Madrid, 2 jun (Nicoleta Ienciu).- A la hora de elegir nuestra actividad profesional, siempre y cuando la demanda de empleo y el mercado nos permita elegir, tenemos dos opciones: trabajar por cuenta ajena o trabajar como autónomo, es decir tener tu propio negocio.

El trabajo por cuenta ajena supone prestar tus servicios a través de un contrato de trabajo a cambio de un sueldo, salario u otra forma de retribución conexa, en metálico o en especie. Ello implica someterse a las reglas y normas de la empresa o del empleador, a un horario y a unas condiciones laborales normalmente pactadas entre las partes que pueden ser mejores o peores según la realidad del día a día.

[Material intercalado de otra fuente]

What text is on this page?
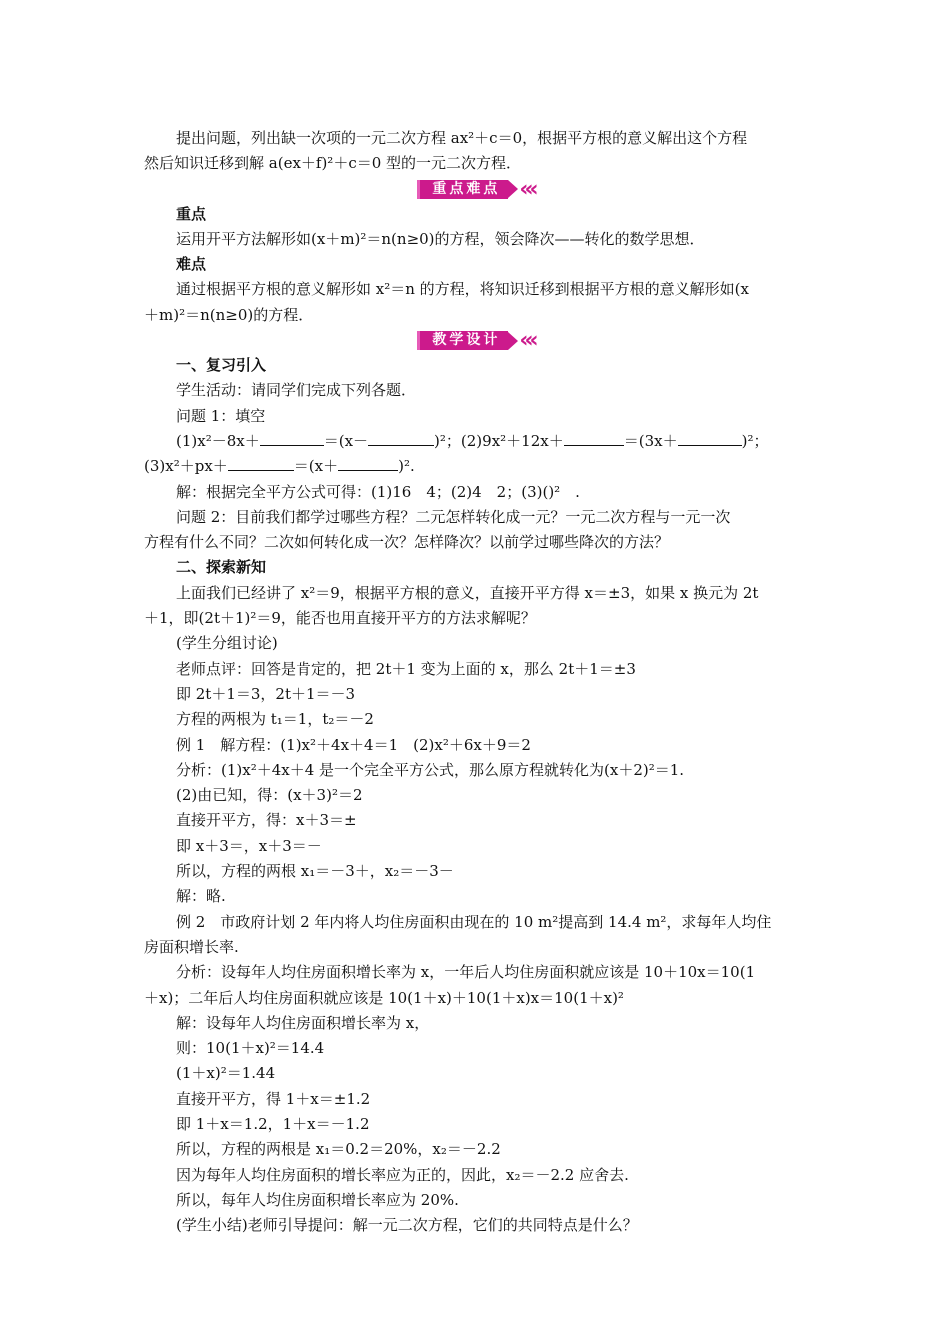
提出问题，列出缺一次项的一元二次方程 ax²＋c＝0，根据平方根的意义解出这个方程

然后知识迁移到解 a(ex＋f)²＋c＝0 型的一元二次方程．

重点难点 ‹‹‹

重点

运用开平方法解形如(x＋m)²＝n(n≥0)的方程，领会降次——转化的数学思想．

难点

通过根据平方根的意义解形如 x²＝n 的方程，将知识迁移到根据平方根的意义解形如(x

＋m)²＝n(n≥0)的方程．

教学设计 ‹‹‹

一、复习引入

学生活动：请同学们完成下列各题．

问题 1：填空

(1)x²－8x＋	＝(x－	)²；(2)9x²＋12x＋	＝(3x＋	)²；

(3)x²＋px＋	＝(x＋	)².

解：根据完全平方公式可得：(1)16　4；(2)4　2；(3)()²　.

问题 2：目前我们都学过哪些方程？二元怎样转化成一元？一元二次方程与一元一次

方程有什么不同？二次如何转化成一次？怎样降次？以前学过哪些降次的方法？

二、探索新知

上面我们已经讲了 x²＝9，根据平方根的意义，直接开平方得 x＝±3，如果 x 换元为 2t

＋1，即(2t＋1)²＝9，能否也用直接开平方的方法求解呢？

(学生分组讨论)

老师点评：回答是肯定的，把 2t＋1 变为上面的 x，那么 2t＋1＝±3

即 2t＋1＝3，2t＋1＝－3

方程的两根为 t₁＝1，t₂＝－2

例 1　解方程：(1)x²＋4x＋4＝1　(2)x²＋6x＋9＝2

分析：(1)x²＋4x＋4 是一个完全平方公式，那么原方程就转化为(x＋2)²＝1.

(2)由已知，得：(x＋3)²＝2

直接开平方，得：x＋3＝±

即 x＋3＝，x＋3＝－

所以，方程的两根 x₁＝－3＋，x₂＝－3－

解：略.

例 2　市政府计划 2 年内将人均住房面积由现在的 10 m²提高到 14.4 m²，求每年人均住

房面积增长率.

分析：设每年人均住房面积增长率为 x，一年后人均住房面积就应该是 10＋10x＝10(1

＋x)；二年后人均住房面积就应该是 10(1＋x)＋10(1＋x)x＝10(1＋x)²

解：设每年人均住房面积增长率为 x，

则：10(1＋x)²＝14.4

(1＋x)²＝1.44

直接开平方，得 1＋x＝±1.2

即 1＋x＝1.2，1＋x＝－1.2

所以，方程的两根是 x₁＝0.2＝20%，x₂＝－2.2

因为每年人均住房面积的增长率应为正的，因此，x₂＝－2.2 应舍去.

所以，每年人均住房面积增长率应为 20%.

(学生小结)老师引导提问：解一元二次方程，它们的共同特点是什么？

En cambio, el trabajo por cuenta propia o como autónomo, tiene la principal ventaja de que trabajamos cuando queremos. Es decir que en función de la actividad elegida no es necesario someterse a un horario laboral, somos nuestros propios jefes por lo que existe plena libertad de elegir tanto horario como organización, productividad y trabajadores. En cuanto al tema económico, dependiendo de cómo trabajamos, cuánto queremos cobrar y de ciertos factores externos, la retribución es mayor.

No obstante, debemos tomar en cuenta que mientras un trabajador por cuenta ajena recibe un salario neto mensual fijo que no suele variar, tener tu propio negocio supone asegurar ingresos mensuales para poder abarcar los impuestos y los gastos, por lo que, teniendo en cuenta la incertidumbre del mes a mes, si queremos tener beneficios debemos organizarnos debidamente y estar en constante busca de clientes.

¿Cómo hacerse autónomo?

Para trabajar como autónomo el primer tramite que hay que realizar, una vez diseñada y elegida la actividad que queremos ejercer, es darnos de alta en Hacienda antes del inicio de la misma. Para ello debemos presentar la declaración censal en la que notificamos los datos personales y la actividad a la que nos vamos a dedicar, así como la ubicación del negocio. Los epígrafes del impuesto de actividades económicas (IAE) a la hora de declarar la actividad son relevantes ya que debemos seleccionar alguno de los regulados en el Real Decreto Legislativo 1175/1990, donde se incluyen unos amplios listados de actividades empresariales y profesionales.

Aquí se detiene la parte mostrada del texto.